EXPERIENCE: Little more than calling yourself “”data engineer” after completing data science course to little less than realizing “I don’t know anything about data engineering yet!”. To make it simple, lets consider between 2-6 years!
The data scientist should possess following skills:
- Minimum 3 years of hands-on experience in data management & engineering environment.
- Design & development of a data-processing pipeline that can handle millions of rows.
- Design an innovative methodology to extract information from data.
- Strong knowledge of core software technologies and fundamentals – specifically for large-scale distributed systems – and building highly available services.
And will perform following duties:
- Designing and developing scalable ETL scripts from the business source systems and the development of ETL routines to populate databases from sources and to create aggregates.
- Responsible for performing thorough testing and validation to support the accuracy of data transformations and data verification.
- Suggest & implement best practices for performance tuning while working on the larger datasets.
- Development and implementation of scripts for database maintenance, monitoring, performance tuning, and so forth.

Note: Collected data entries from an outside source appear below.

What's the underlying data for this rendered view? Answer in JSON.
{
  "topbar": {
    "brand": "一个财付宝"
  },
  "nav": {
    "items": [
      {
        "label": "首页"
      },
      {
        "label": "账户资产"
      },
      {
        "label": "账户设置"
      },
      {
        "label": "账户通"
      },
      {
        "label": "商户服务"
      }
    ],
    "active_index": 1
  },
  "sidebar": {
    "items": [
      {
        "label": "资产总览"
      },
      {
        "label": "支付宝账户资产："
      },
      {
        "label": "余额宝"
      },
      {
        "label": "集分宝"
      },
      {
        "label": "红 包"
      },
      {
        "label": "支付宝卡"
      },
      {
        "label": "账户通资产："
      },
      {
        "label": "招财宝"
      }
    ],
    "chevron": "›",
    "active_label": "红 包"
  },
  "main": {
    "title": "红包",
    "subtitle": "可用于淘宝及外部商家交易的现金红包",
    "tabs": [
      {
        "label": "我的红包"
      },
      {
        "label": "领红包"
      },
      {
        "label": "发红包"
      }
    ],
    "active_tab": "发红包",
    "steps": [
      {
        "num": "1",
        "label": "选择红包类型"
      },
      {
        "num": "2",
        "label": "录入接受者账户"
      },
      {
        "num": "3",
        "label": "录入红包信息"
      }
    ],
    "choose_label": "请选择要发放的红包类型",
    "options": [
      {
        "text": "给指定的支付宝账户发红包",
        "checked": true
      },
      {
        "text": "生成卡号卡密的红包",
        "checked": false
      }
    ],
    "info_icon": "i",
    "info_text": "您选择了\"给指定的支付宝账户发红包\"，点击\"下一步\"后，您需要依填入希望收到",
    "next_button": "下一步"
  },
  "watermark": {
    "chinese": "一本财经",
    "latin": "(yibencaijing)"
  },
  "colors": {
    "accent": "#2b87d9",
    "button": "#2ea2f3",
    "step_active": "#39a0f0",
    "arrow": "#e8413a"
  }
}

- Ensure proper data governance and quality of the data.
- Define standard data management principles and policies for retention and archival.
- Troubleshoots data issues within the business and across the business and presents solutions to these issues
- Analyse complex data elements and systems, data flow, dependencies, and relationships to contribute to conceptual physical and logical data models.
- Work in an agile environment with the defined sprints to deliver the assigned work in the stipulated timelines.
- Adhere to software development best practices and coding standards in all work products and participate in the refinement of those practices and standards
- Design & development of an event-processing pipeline that can handle millions of events.